Dara Murphy (Cork North Central, Fine Gael)
Link to this: Individually | In context | Oireachtas source

The position is that the General Data Protection Regulation (GDPR) has direct legal effect and does not require to be transposed into national law. It does however contain a number of Articles which provide Member States with a limited margin of flexibility, mainly in respect of the public sector.

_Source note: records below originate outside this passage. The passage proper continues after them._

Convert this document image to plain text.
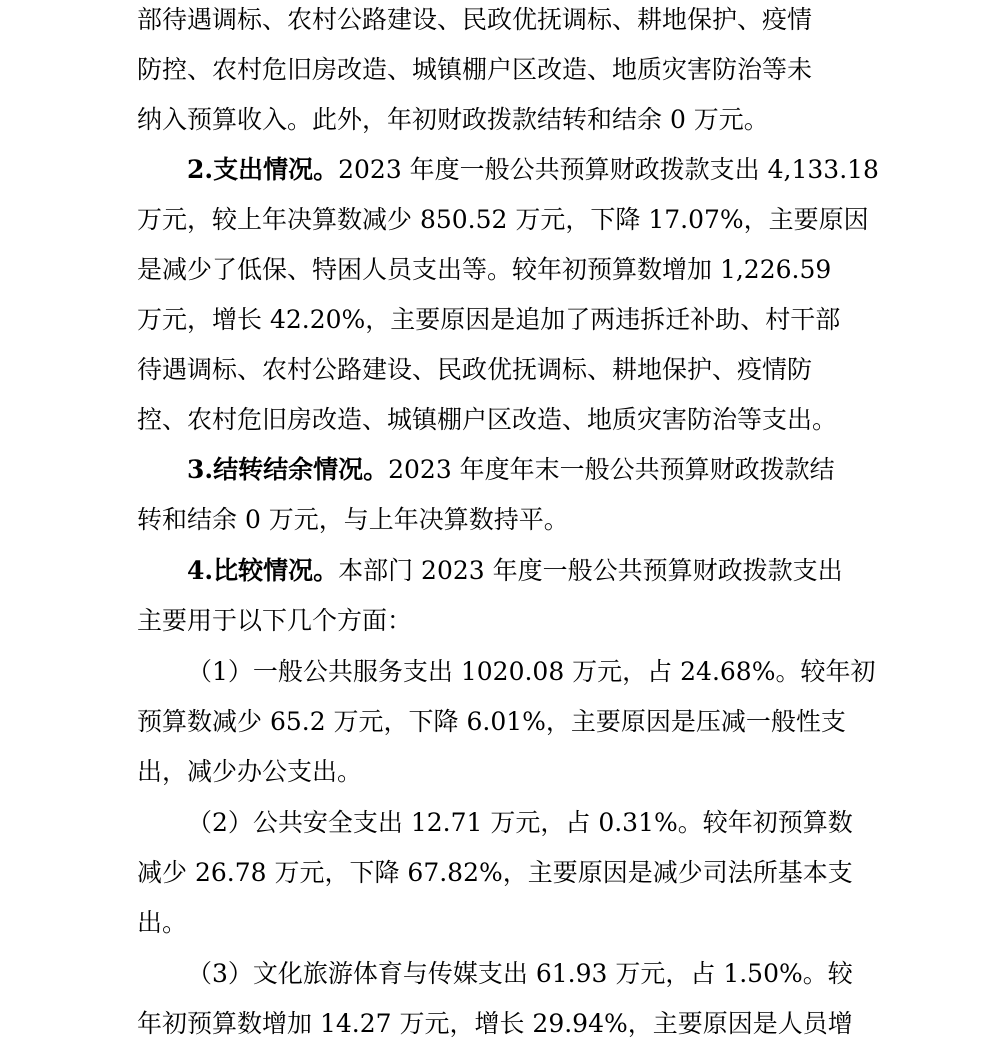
部待遇调标、农村公路建设、民政优抚调标、耕地保护、疫情
防控、农村危旧房改造、城镇棚户区改造、地质灾害防治等未
纳入预算收入。此外，年初财政拨款结转和结余 0 万元。
2.支出情况。2023 年度一般公共预算财政拨款支出 4,133.18
万元，较上年决算数减少 850.52 万元，下降 17.07%，主要原因
是减少了低保、特困人员支出等。较年初预算数增加 1,226.59
万元，增长 42.20%，主要原因是追加了两违拆迁补助、村干部
待遇调标、农村公路建设、民政优抚调标、耕地保护、疫情防
控、农村危旧房改造、城镇棚户区改造、地质灾害防治等支出。
3.结转结余情况。2023 年度年末一般公共预算财政拨款结
转和结余 0 万元，与上年决算数持平。
4.比较情况。本部门 2023 年度一般公共预算财政拨款支出
主要用于以下几个方面：
（1）一般公共服务支出 1020.08 万元，占 24.68%。较年初
预算数减少 65.2 万元，下降 6.01%，主要原因是压减一般性支
出，减少办公支出。
（2）公共安全支出 12.71 万元，占 0.31%。较年初预算数
减少 26.78 万元，下降 67.82%，主要原因是减少司法所基本支
出。
（3）文化旅游体育与传媒支出 61.93 万元，占 1.50%。较
年初预算数增加 14.27 万元，增长 29.94%，主要原因是人员增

Work is ongoing in the Department of Justice and Equality on the development of a General Scheme of a Bill to give further effect to the GDPR and also to transpose the Data Protection Directive (Directive (EU) 670/2016) which deals with the processing of personal data by competent authorities for the purposes of the prevention, investigation, detection or prosecution of criminal offences and the execution of criminal penalties. The GDPR will come into effect on 25 May 2018 and the Directive must be transposed into Irish law by May 2018. The Department of Justice and Equality has been in regular consultations with other Departments and public bodies and agencies in the course of preparation of the draft legislation and awareness has been raised significantly through this process.

The GDPR encompasses a 'risk-based' approach which means that individual data controllers and data processors are required to put appropriate technical and organisational measures in place in order to ensure and be able to demonstrate that the processing of personal data, taking into account the nature, scope, context and purposes of the processing and the risks of varying likelihood and severity for the rights and freedoms of individuals, is in compliance with the GDPR. The GDPR provides for the establishment of supervisory authorities at national level with a wide range of functions and powers, including the promoting the awareness of controllers and processors of their data protection obligations. The Office of the Data Protection Commissioner, which has already been in existence for almost 30 years, is the supervisory authority in this jurisdiction.

I am advised by the Office of the Data Protection Commissioner that promoting and building awareness of the GDPR is a top priority for 2017 and beyond, using a broad range of communications channels, techniques and platforms. These include conferences and speaking events; engagement with the media and social media; GDPR guidance; and information awareness raising campaigns. The Commissioner, Deputy Commissioners and other senior staff are engaged as speakers at a number high-level, high-impact events in 2017, focusing on GDPR awareness and circulating guidance through representative bodies.

The Data Protection Commissioner issued an information document about the GDPR at the end of 2016 entitled "The GDPR and You". I understand that further GDPR guidance will be published over the course of 2017.

I should add that I established the Government Data Forum in 2015 which brings together a wide range of expertise and experience including legal and data protection professionals, representatives from SMEs and multinationals as well as sociologists, psychologists and education specialists. The Forum’s membership has been designed to enable a broad discussion of some of the key issues concerning the processing of personal data in the digital age. Preparations for the GDPR and increasing awareness of data protection among the broader population are two key areas of focus for the Forum for the year ahead. The centrepiece of the Forum’s activities for this year is the Data Summit that will take place on 15 and 16 June in the Convention Centre in Dublin. Preparations for the GDPR will be a core theme for the Summit with a series of presentations and practical ‘how to’ sessions integrated throughout the programme.